Participation exemption is the term generically used to refer to the tax exemption applicable to dividends received from a subsidiary and any possible capital gains ensuing from the sale of that participation.
Profits and reserves distributed to Portuguese companies by their associated companies, along with capital losses or gains occurring due to the transfer of shares in these companies at a cost in any form, and regardless of the percentage of the share transferred, shall not contribute to their taxable profit, provided that:
- The Portuguese company holds, directly or indirectly, and uninterruptedly, for the 12 months that precede the distribution or transfer, a participation that is no less than 10% of the shareholder capital or the voting rights of the entity that distributes the profits/reserves or whose participation has been transferred (in the case of distribution of profits, if the participation has been held for less time, it must be maintained throughout the time necessary to complete the 12 months);
- The entity that distributes the profits/reserves or whose participation has been transferred is subject to and not exempt from corporate income tax (Portuguese companies), any tax referred to in the Parent-Subsidiary Directive (companies resident in the EU) or a tax of an identical or similar nature to that of corporate income tax, provided that the rate applicable to said entity is not less than 60% (12.6%) of the corporate income tax rate (other cases); *
- The entity that distributes profits/reserves or whose participation was transferred is not resident in a tax haven;
- The distributed profits/reserves do not correspond to costs deductible by the entity that distributed it;
- The company is not subject to a tax transparency regime.
* This requirement shall be dispensed with when the following conditions have been cumulatively met:
a) The proportion of the respective profits or income derived from the performance of the following is at least 75%:
- An agricultural or industrial activity within the territory where they are established;
- A commercial or service activity that is not predominantly directed at the Portuguese market;
b) The main activity of the non-resident entity is not included in the following operations:
- Operations pertaining to the banking activity, even if not performed by credit institutions;
- Operations related to the insurance industry when the respective income results mostly from insurance related to goods located outside the residential territories of the entity or insurance pertaining to persons who do not reside in that territory;
- Operations related to shareholdings accounting for at least 5% of shareholder capital or voting rights, or any participations held in entities residing in a tax haven, or operations related to other securities, intellectual or industrial property rights, supply of information pertaining to experience acquired in the industrial, commercial or scientific sector or the supply of technical assistance;
- Rental of goods, except real estate, in the territory of residence.
Elimination of international double taxation
For cases in which the Participation Exemption does not apply, there is a unilateral tax credit for international economic double taxation, namely income tax paid abroad by the entity residing outside Portugal on profits/reserves distributed to the Portuguese company, provided that the first two aforementioned requirements are complied with in terms of the participation exemption.
There is also the possibility of making use of the unilateral tax credit for international legal double taxation, applicable when the taxable amount includes income obtained abroad and income tax has been paid abroad on such income.

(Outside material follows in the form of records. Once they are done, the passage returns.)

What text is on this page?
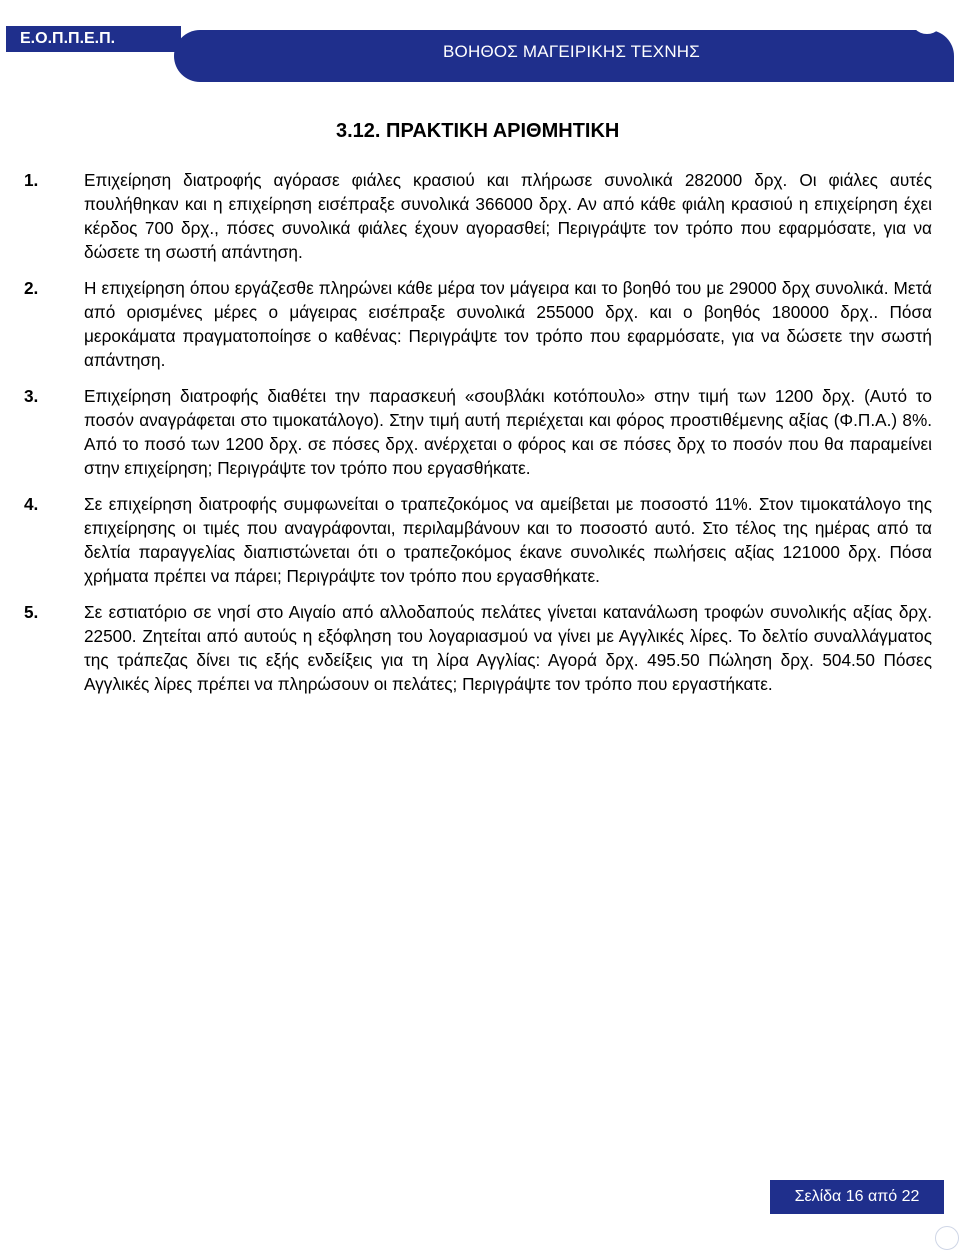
Ε.Ο.Π.Π.Ε.Π.
ΒΟΗΘΟΣ ΜΑΓΕΙΡΙΚΗΣ ΤΕΧΝΗΣ
3.12. ΠΡΑΚΤΙΚΗ ΑΡΙΘΜΗΤΙΚΗ
1.	Επιχείρηση διατροφής αγόρασε φιάλες κρασιού και πλήρωσε συνολικά 282000 δρχ. Οι φιάλες αυτές πουλήθηκαν και η επιχείρηση εισέπραξε συνολικά 366000 δρχ. Αν από κάθε φιάλη κρασιού η επιχείρηση έχει κέρδος 700 δρχ., πόσες συνολικά φιάλες έχουν αγορασθεί; Περιγράψτε τον τρόπο που εφαρμόσατε, για να δώσετε τη σωστή απάντηση.

2.	Η επιχείρηση όπου εργάζεσθε πληρώνει κάθε μέρα τον μάγειρα και το βοηθό του με 29000 δρχ συνολικά. Μετά από ορισμένες μέρες ο μάγειρας εισέπραξε συνολικά 255000 δρχ. και ο βοηθός 180000 δρχ.. Πόσα μεροκάματα πραγματοποίησε ο καθένας: Περιγράψτε τον τρόπο που εφαρμόσατε, για να δώσετε την σωστή απάντηση.

3.	Επιχείρηση διατροφής διαθέτει την παρασκευή «σουβλάκι κοτόπουλο» στην τιμή των 1200 δρχ. (Αυτό το ποσόν αναγράφεται στο τιμοκατάλογο). Στην τιμή αυτή περιέχεται και φόρος προστιθέμενης αξίας (Φ.Π.Α.) 8%. Από το ποσό των 1200 δρχ. σε πόσες δρχ. ανέρχεται ο φόρος και σε πόσες δρχ το ποσόν που θα παραμείνει στην επιχείρηση; Περιγράψτε τον τρόπο που εργασθήκατε.

4.	Σε επιχείρηση διατροφής συμφωνείται ο τραπεζοκόμος να αμείβεται με ποσοστό 11%. Στον τιμοκατάλογο της επιχείρησης οι τιμές που αναγράφονται, περιλαμβάνουν και το ποσοστό αυτό. Στο τέλος της ημέρας από τα δελτία παραγγελίας διαπιστώνεται ότι ο τραπεζοκόμος έκανε συνολικές πωλήσεις αξίας 121000 δρχ. Πόσα χρήματα πρέπει να πάρει; Περιγράψτε τον τρόπο που εργασθήκατε.

5.	Σε εστιατόριο σε νησί στο Αιγαίο από αλλοδαπούς πελάτες γίνεται κατανάλωση τροφών συνολικής αξίας δρχ. 22500. Ζητείται από αυτούς η εξόφληση του λογαριασμού να γίνει με Αγγλικές λίρες. Το δελτίο συναλλάγματος της τράπεζας δίνει τις εξής ενδείξεις για τη λίρα Αγγλίας: Αγορά δρχ. 495.50 Πώληση δρχ. 504.50 Πόσες Αγγλικές λίρες πρέπει να πληρώσουν οι πελάτες; Περιγράψτε τον τρόπο που εργαστήκατε.

Σελίδα 16 από 22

This tax credit shall be determined according to the country, taking into account the total income from each country, with the exception of income attributable to permanent establishments located outside Portugal, the deduction of which is calculated individually. The deduction provided for can be made within the 5 taxation periods that follow.
Reinvestment of capital gains
If the capital gains are not exempt because the Participation Exemption requirements have not been met, there is also the possibility of only half (50%) of the capital gains being considered if the capital gains are reinvested, subject to certain conditions.